GraphEGFR：基于分子图注意力机制和指纹的多任务和迁移学习，在数据稀缺的情况下提高了针对 EGFR 家族蛋白的抑制剂生物活性预测。

GraphEGFR: Multi-task and transfer learning based on molecular graph attention mechanism and fingerprints improving inhibitor bioactivity prediction for EGFR family proteins on data scarcity.

机构信息

School of Information Science and Technology, Vidyasirimedhi Institute of Science and Technology, Rayong, Thailand.

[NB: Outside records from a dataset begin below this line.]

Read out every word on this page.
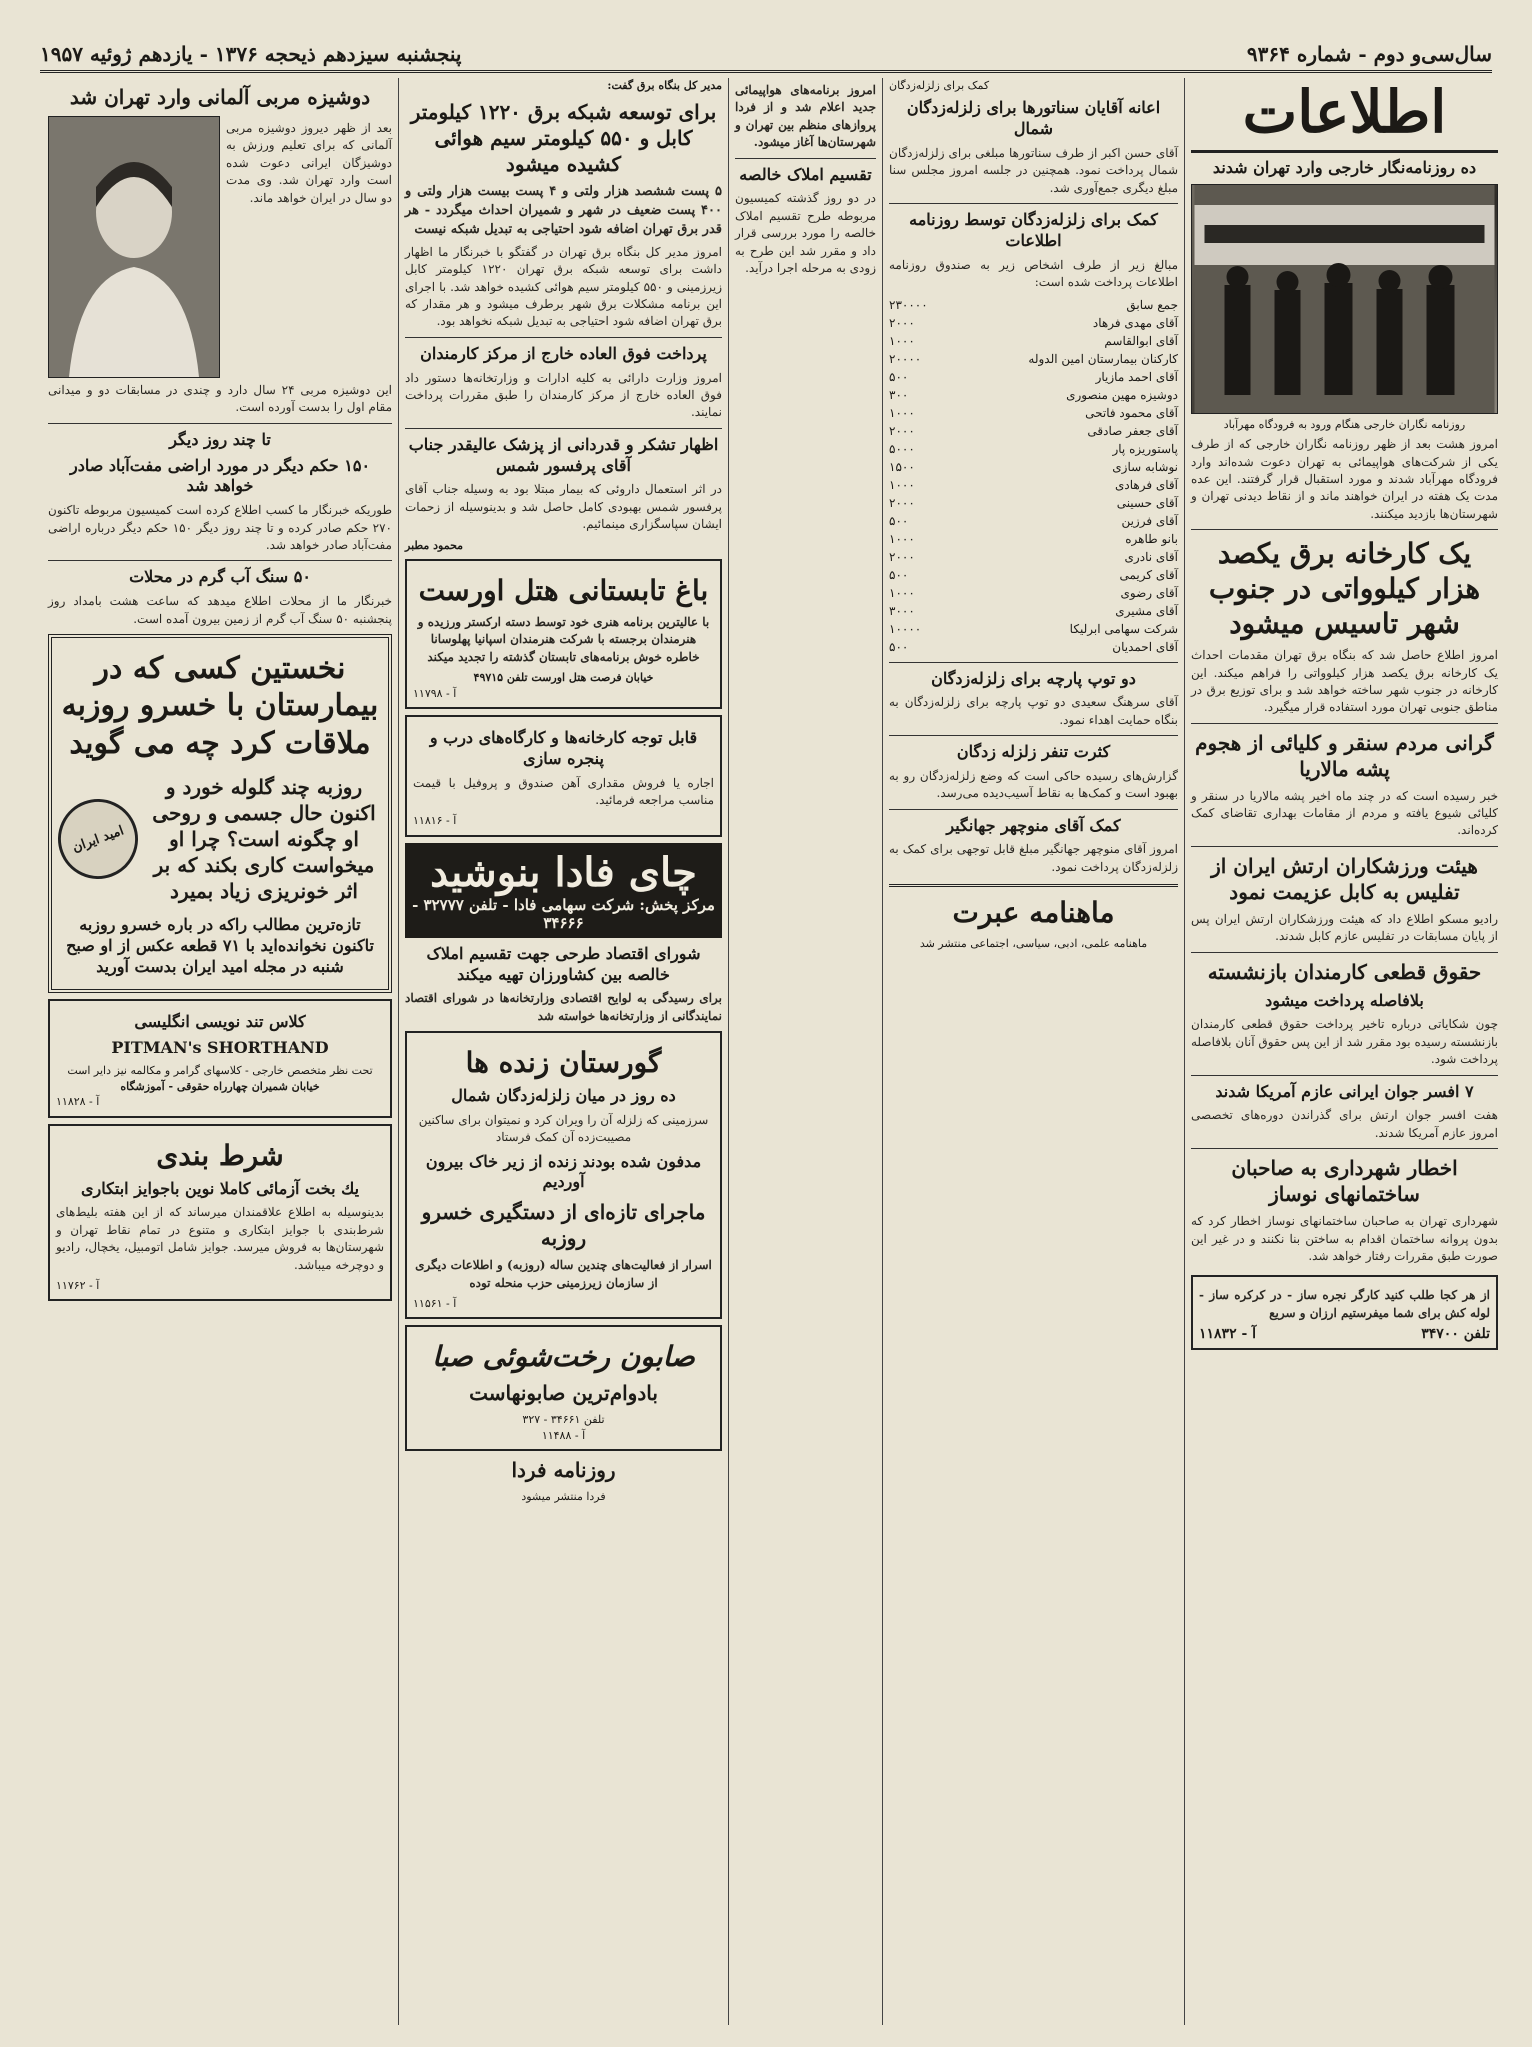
سال‌سی‌و دوم - شماره ۹۳۶۴
پنجشنبه سیزدهم ذیحجه ۱۳۷۶ - یازدهم ژوئیه ۱۹۵۷
اطلاعات
ده روزنامه‌نگار خارجی وارد تهران شدند
روزنامه نگاران خارجی هنگام ورود به فرودگاه مهرآباد
امروز هشت بعد از ظهر روزنامه نگاران خارجی که از طرف یکی از شرکت‌های هواپیمائی به تهران دعوت شده‌اند وارد فرودگاه مهرآباد شدند و مورد استقبال قرار گرفتند. این عده مدت یک هفته در ایران خواهند ماند و از نقاط دیدنی تهران و شهرستان‌ها بازدید میکنند.
یک کارخانه برق یکصد هزار کیلوواتی در جنوب شهر تاسیس میشود
امروز اطلاع حاصل شد که بنگاه برق تهران مقدمات احداث یک کارخانه برق یکصد هزار کیلوواتی را فراهم میکند. این کارخانه در جنوب شهر ساخته خواهد شد و برای توزیع برق در مناطق جنوبی تهران مورد استفاده قرار میگیرد.
گرانی مردم سنقر و کلیائی از هجوم پشه مالاریا
خبر رسیده است که در چند ماه اخیر پشه مالاریا در سنقر و کلیائی شیوع یافته و مردم از مقامات بهداری تقاضای کمک کرده‌اند.
هیئت ورزشکاران ارتش ایران از تفلیس به کابل عزیمت نمود
رادیو مسکو اطلاع داد که هیئت ورزشکاران ارتش ایران پس از پایان مسابقات در تفلیس عازم کابل شدند.
حقوق قطعی کارمندان بازنشسته
بلافاصله پرداخت میشود
چون شکایاتی درباره تاخیر پرداخت حقوق قطعی کارمندان بازنشسته رسیده بود مقرر شد از این پس حقوق آنان بلافاصله پرداخت شود.
۷ افسر جوان ایرانی عازم آمریکا شدند
هفت افسر جوان ارتش برای گذراندن دوره‌های تخصصی امروز عازم آمریکا شدند.
اخطار شهرداری به صاحبان ساختمانهای نوساز
شهرداری تهران به صاحبان ساختمانهای نوساز اخطار کرد که بدون پروانه ساختمان اقدام به ساختن بنا نکنند و در غیر این صورت طبق مقررات رفتار خواهد شد.
از هر کجا طلب کنید کارگر نجره ساز - در کرکره ساز - لوله کش برای شما میفرستیم ارزان و سریع
تلفن ۳۴۷۰۰
آ - ۱۱۸۳۲
کمک برای زلزله‌زدگان
اعانه آقایان سناتورها برای زلزله‌زدگان شمال
آقای حسن اکبر از طرف سناتورها مبلغی برای زلزله‌زدگان شمال پرداخت نمود. همچنین در جلسه امروز مجلس سنا مبلغ دیگری جمع‌آوری شد.
کمک برای زلزله‌زدگان توسط روزنامه اطلاعات
مبالغ زیر از طرف اشخاص زیر به صندوق روزنامه اطلاعات پرداخت شده است:
جمع سابق
۲۳۰۰۰۰
آقای مهدی فرهاد
۲۰۰۰
آقای ابوالقاسم
۱۰۰۰
کارکنان بیمارستان امین الدوله
۲۰۰۰۰
آقای احمد مازیار
۵۰۰
دوشیزه مهین منصوری
۳۰۰
آقای محمود فاتحی
۱۰۰۰
آقای جعفر صادقی
۲۰۰۰
پاستوریزه پار
۵۰۰۰
نوشابه سازی
۱۵۰۰
آقای فرهادی
۱۰۰۰
آقای حسینی
۲۰۰۰
آقای فرزین
۵۰۰
بانو طاهره
۱۰۰۰
آقای نادری
۲۰۰۰
آقای کریمی
۵۰۰
آقای رضوی
۱۰۰۰
آقای مشیری
۳۰۰۰
شرکت سهامی ابرلیکا
۱۰۰۰۰
آقای احمدیان
۵۰۰
دو توپ پارچه برای زلزله‌زدگان
آقای سرهنگ سعیدی دو توپ پارچه برای زلزله‌زدگان به بنگاه حمایت اهداء نمود.
کثرت تنفر زلزله زدگان
گزارش‌های رسیده حاکی است که وضع زلزله‌زدگان رو به بهبود است و کمک‌ها به نقاط آسیب‌دیده می‌رسد.
کمک آقای منوچهر جهانگیر
امروز آقای منوچهر جهانگیر مبلغ قابل توجهی برای کمک به زلزله‌زدگان پرداخت نمود.
ماهنامه عبرت
ماهنامه علمی، ادبی، سیاسی، اجتماعی منتشر شد
امروز برنامه‌های هواپیمائی جدید اعلام شد و از فردا پروازهای منظم بین تهران و شهرستان‌ها آغاز میشود.
تقسیم املاک خالصه
در دو روز گذشته کمیسیون مربوطه طرح تقسیم املاک خالصه را مورد بررسی قرار داد و مقرر شد این طرح به زودی به مرحله اجرا درآید.
مدیر کل بنگاه برق گفت:
برای توسعه شبکه برق ۱۲۲۰ کیلومتر کابل و ۵۵۰ کیلومتر سیم هوائی کشیده میشود
۵ پست ششصد هزار ولتی و ۴ پست بیست هزار ولتی و ۴۰۰ پست ضعیف در شهر و شمیران احداث میگردد - هر قدر برق تهران اضافه شود احتیاجی به تبدیل شبکه نیست
امروز مدیر کل بنگاه برق تهران در گفتگو با خبرنگار ما اظهار داشت برای توسعه شبکه برق تهران ۱۲۲۰ کیلومتر کابل زیرزمینی و ۵۵۰ کیلومتر سیم هوائی کشیده خواهد شد. با اجرای این برنامه مشکلات برق شهر برطرف میشود و هر مقدار که برق تهران اضافه شود احتیاجی به تبدیل شبکه نخواهد بود.
پرداخت فوق العاده خارج از مرکز کارمندان
امروز وزارت دارائی به کلیه ادارات و وزارتخانه‌ها دستور داد فوق العاده خارج از مرکز کارمندان را طبق مقررات پرداخت نمایند.
اظهار تشکر و قدردانی از پزشک عالیقدر جناب آقای پرفسور شمس
در اثر استعمال داروئی که بیمار مبتلا بود به وسیله جناب آقای پرفسور شمس بهبودی کامل حاصل شد و بدینوسیله از زحمات ایشان سپاسگزاری مینمائیم.
محمود مطبر
باغ تابستانی هتل اورست
با عالیترین برنامه هنری خود توسط دسته ارکستر ورزیده و هنرمندان برجسته با شرکت هنرمندان اسپانیا پهلوسانا خاطره خوش برنامه‌های تابستان گذشته را تجدید میکند
خیابان فرصت هتل اورست تلفن ۴۹۷۱۵
آ - ۱۱۷۹۸
قابل توجه کارخانه‌ها و کارگاه‌های درب و پنجره سازی
اجاره یا فروش مقداری آهن صندوق و پروفیل با قیمت مناسب مراجعه فرمائید.
آ - ۱۱۸۱۶
چای فادا بنوشید
مرکز پخش: شرکت سهامی فادا - تلفن ۳۲۷۷۷ - ۳۴۶۶۶
شورای اقتصاد طرحی جهت تقسیم املاک خالصه بین کشاورزان تهیه میکند
برای رسیدگی به لوایح اقتصادی وزارتخانه‌ها در شورای اقتصاد نمایندگانی از وزارتخانه‌ها خواسته شد
گورستان زنده ها
ده روز در میان زلزله‌زدگان شمال
سرزمینی که زلزله آن را ویران کرد و نمیتوان برای ساکنین مصیبت‌زده آن کمک فرستاد
مدفون شده بودند زنده از زیر خاک بیرون آوردیم
ماجرای تازه‌ای از دستگیری خسرو روزبه
اسرار از فعالیت‌های چندین ساله (روزبه) و اطلاعات دیگری از سازمان زیرزمینی حزب منحله توده
آ - ۱۱۵۶۱
صابون رخت‌شوئی صبا
بادوام‌ترین صابونهاست
تلفن ۳۴۶۶۱ - ۳۲۷
آ - ۱۱۴۸۸
روزنامه فردا
فردا منتشر میشود
دوشیزه مربی آلمانی وارد تهران شد
بعد از ظهر دیروز دوشیزه مربی آلمانی که برای تعلیم ورزش به دوشیزگان ایرانی دعوت شده است وارد تهران شد. وی مدت دو سال در ایران خواهد ماند.
این دوشیزه مربی ۲۴ سال دارد و چندی در مسابقات دو و میدانی مقام اول را بدست آورده است.
تا چند روز دیگر
۱۵۰ حکم دیگر در مورد اراضی مفت‌آباد صادر خواهد شد
طوریکه خبرنگار ما کسب اطلاع کرده است کمیسیون مربوطه تاکنون ۲۷۰ حکم صادر کرده و تا چند روز دیگر ۱۵۰ حکم دیگر درباره اراضی مفت‌آباد صادر خواهد شد.
۵۰ سنگ آب گرم در محلات
خبرنگار ما از محلات اطلاع میدهد که ساعت هشت بامداد روز پنجشنبه ۵۰ سنگ آب گرم از زمین بیرون آمده است.
نخستین کسی که در بیمارستان با خسرو روزبه ملاقات کرد چه می گوید
روزبه چند گلوله خورد و اکنون حال جسمی و روحی او چگونه است؟ چرا او میخواست کاری بکند که بر اثر خونریزی زیاد بمیرد
امید ایران
تازه‌ترین مطالب راکه در باره خسرو روزبه تاکنون نخوانده‌اید با ۷۱ قطعه عکس از او صبح شنبه در مجله امید ایران بدست آورید
کلاس تند نویسی انگلیسی
PITMAN's SHORTHAND
تحت نظر متخصص خارجی - کلاسهای گرامر و مکالمه نیز دایر است
خیابان شمیران چهارراه حقوقی - آموزشگاه
آ - ۱۱۸۲۸
شرط بندی
یك بخت آزمائی کاملا نوین باجوایز ابتکاری
بدینوسیله به اطلاع علاقمندان میرساند که از این هفته بلیط‌های شرط‌بندی با جوایز ابتکاری و متنوع در تمام نقاط تهران و شهرستان‌ها به فروش میرسد. جوایز شامل اتومبیل، یخچال، رادیو و دوچرخه میباشد.
آ - ۱۱۷۶۲
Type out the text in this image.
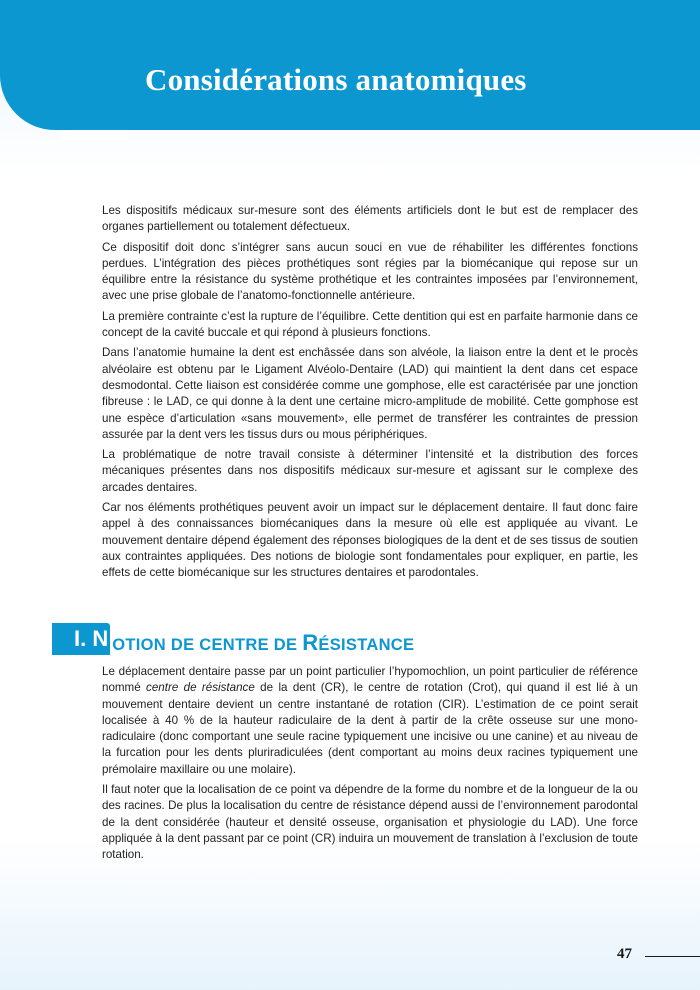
1
Considérations anatomiques

Les dispositifs médicaux sur-mesure sont des éléments artificiels dont le but est de remplacer des organes partiellement ou totalement défectueux.

Ce dispositif doit donc s’intégrer sans aucun souci en vue de réhabiliter les différentes fonctions perdues. L’intégration des pièces prothétiques sont régies par la biomécanique qui repose sur un équilibre entre la résistance du système prothétique et les contraintes imposées par l’environnement, avec une prise globale de l’anatomo-fonctionnelle antérieure.

La première contrainte c’est la rupture de l’équilibre. Cette dentition qui est en parfaite harmonie dans ce concept de la cavité buccale et qui répond à plusieurs fonctions.

Dans l’anatomie humaine la dent est enchâssée dans son alvéole, la liaison entre la dent et le procès alvéolaire est obtenu par le Ligament Alvéolo-Dentaire (LAD) qui maintient la dent dans cet espace desmodontal. Cette liaison est considérée comme une gomphose, elle est caractérisée par une jonction fibreuse : le LAD, ce qui donne à la dent une certaine micro-amplitude de mobilité. Cette gomphose est une espèce d’articulation «sans mouvement», elle permet de transférer les contraintes de pression assurée par la dent vers les tissus durs ou mous périphériques.

La problématique de notre travail consiste à déterminer l’intensité et la distribution des forces mécaniques présentes dans nos dispositifs médicaux sur-mesure et agissant sur le complexe des arcades dentaires.

Car nos éléments prothétiques peuvent avoir un impact sur le déplacement dentaire. Il faut donc faire appel à des connaissances biomécaniques dans la mesure où elle est appliquée au vivant. Le mouvement dentaire dépend également des réponses biologiques de la dent et de ses tissus de soutien aux contraintes appliquées. Des notions de biologie sont fondamentales pour expliquer, en partie, les effets de cette biomécanique sur les structures dentaires et parodontales.

I. N OTION DE CENTRE DE RÉSISTANCE

Le déplacement dentaire passe par un point particulier l’hypomochlion, un point particulier de référence nommé centre de résistance de la dent (CR), le centre de rotation (Crot), qui quand il est lié à un mouvement dentaire devient un centre instantané de rotation (CIR). L’estimation de ce point serait localisée à 40 % de la hauteur radiculaire de la dent à partir de la crête osseuse sur une mono-radiculaire (donc comportant une seule racine typiquement une incisive ou une canine) et au niveau de la furcation pour les dents pluriradiculées (dent comportant au moins deux racines typiquement une prémolaire maxillaire ou une molaire).

Il faut noter que la localisation de ce point va dépendre de la forme du nombre et de la longueur de la ou des racines. De plus la localisation du centre de résistance dépend aussi de l’environnement parodontal de la dent considérée (hauteur et densité osseuse, organisation et physiologie du LAD). Une force appliquée à la dent passant par ce point (CR) induira un mouvement de translation à l’exclusion de toute rotation.

47
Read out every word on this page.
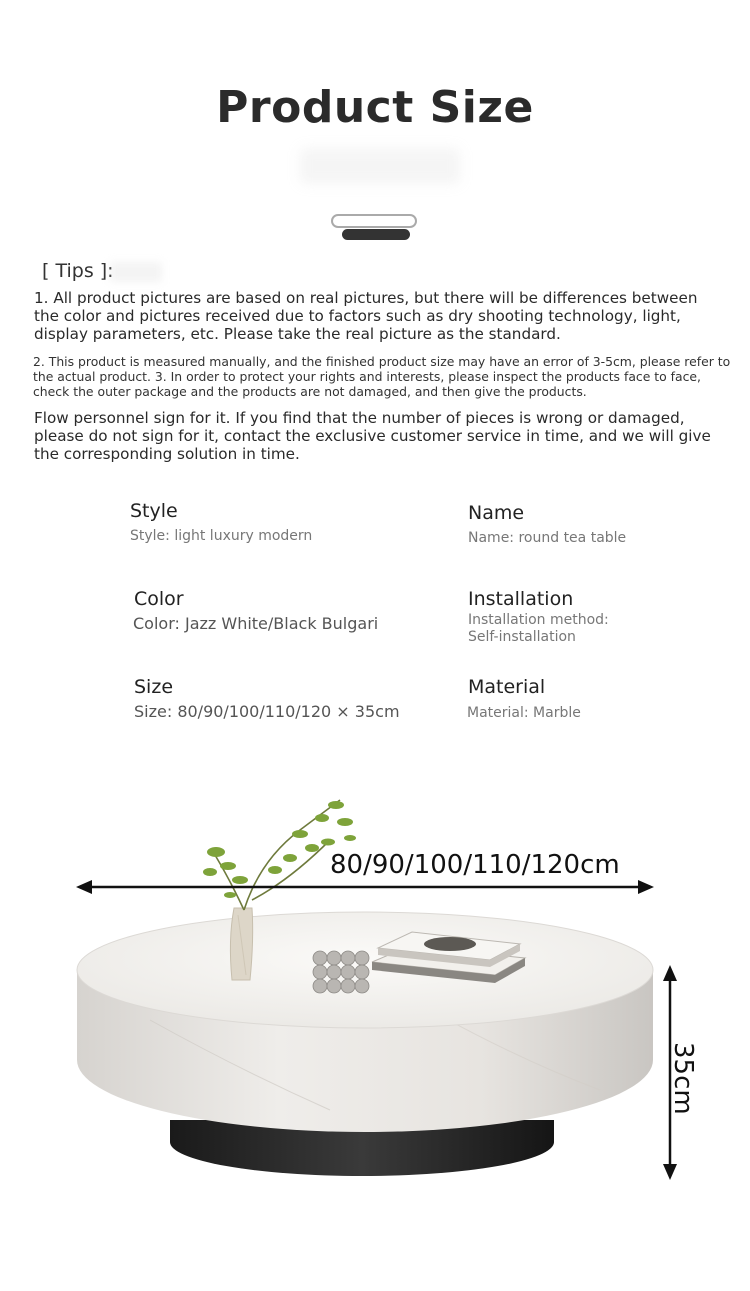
Product Size
[ Tips ]:
1. All product pictures are based on real pictures, but there will be differences between the color and pictures received due to factors such as dry shooting technology, light, display parameters, etc. Please take the real picture as the standard.
2. This product is measured manually, and the finished product size may have an error of 3-5cm, please refer to the actual product. 3. In order to protect your rights and interests, please inspect the products face to face, check the outer package and the products are not damaged, and then give the products.
Flow personnel sign for it. If you find that the number of pieces is wrong or damaged, please do not sign for it, contact the exclusive customer service in time, and we will give the corresponding solution in time.
Style
Style: light luxury modern
Name
Name: round tea table
Color
Color: Jazz White/Black Bulgari
Installation
Installation method:
Self-installation
Size
Size: 80/90/100/110/120 × 35cm
Material
Material: Marble
80/90/100/110/120cm
35cm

School of Information, Computer, and Communication Technology, Sirindhorn International Institute of Technology, Thammasat University, Pathum Thani, Thailand.

出版信息

J Comput Chem. 2024 Sep 5;45(23):2001-2023. doi: 10.1002/jcc.27388. Epub 2024 May 7.

DOI:10.1002/jcc.27388

PMID:38713612

Abstract

The proteins within the human epidermal growth factor receptor (EGFR) family, members of the tyrosine kinase receptor family, play a pivotal role in the molecular mechanisms driving the development of various tumors. Tyrosine kinase inhibitors, key compounds in targeted therapy, encounter challenges in cancer treatment due to emerging drug resistance mutations. Consequently, machine learning has undergone significant evolution to address the challenges of cancer drug discovery related to EGFR family proteins. However, the application of deep learning in this area is hindered by inherent difficulties associated with small-scale data, particularly the risk of overfitting. Moreover, the design of a model architecture that facilitates learning through multi-task and transfer learning, coupled with appropriate molecular representation, poses substantial challenges. In this study, we introduce GraphEGFR, a deep learning regression model designed to enhance molecular representation and model architecture for predicting the bioactivity of inhibitors against both wild-type and mutant EGFR family proteins. GraphEGFR integrates a graph attention mechanism for molecular graphs with deep and convolutional neural networks for molecular fingerprints. We observed that GraphEGFR models employing multi-task and transfer learning strategies generally achieve predictive performance comparable to existing competitive methods. The integration of molecular graphs and fingerprints adeptly captures relationships between atoms and enables both global and local pattern recognition. We further validated potential multi-targeted inhibitors for wild-type and mutant HER1 kinases, exploring key amino acid residues through molecular dynamics simulations to understand molecular interactions. This predictive model offers a robust strategy that could significantly contribute to overcoming the challenges of developing deep learning models for drug discovery with limited data and exploring new frontiers in multi-targeted kinase drug discovery for EGFR family proteins.

摘要

人类表皮生长因子受体（EGFR）家族中的蛋白质是酪氨酸激酶受体家族的成员，在驱动各种肿瘤发展的分子机制中起着关键作用。酪氨酸激酶抑制剂是靶向治疗的关键化合物，但由于出现耐药性突变，它们在癌症治疗中遇到了挑战。因此，机器学习在解决与 EGFR 家族蛋白相关的癌症药物发现挑战方面经历了重大发展。然而，深度学习在该领域的应用受到与小数据集相关的固有困难的阻碍，特别是过拟合的风险。此外，设计一个便于通过多任务和迁移学习进行学习的模型架构，并结合适当的分子表示形式，也面临着巨大的挑战。在这项研究中，我们引入了 GraphEGFR，这是一种深度学习回归模型，旨在增强分子表示和模型架构，以预测针对野生型和突变型 EGFR 家族蛋白的抑制剂的生物活性。GraphEGFR 将用于分子图的图注意机制与用于分子指纹的深度和卷积神经网络集成在一起。我们观察到，采用多任务和迁移学习策略的 GraphEGFR 模型通常可以实现与现有竞争方法相当的预测性能。分子图和指纹的集成巧妙地捕捉了原子之间的关系，能够进行全局和局部模式识别。我们进一步验证了针对野生型和突变型 HER1 激酶的潜在多靶向抑制剂，通过分子动力学模拟探索关键氨基酸残基，以了解分子相互作用。这种预测模型提供了一种强大的策略，可以为克服数据有限的情况下开发深度学习模型以进行药物发现的挑战以及探索针对 EGFR 家族蛋白的多靶向激酶药物发现的新前沿做出重大贡献。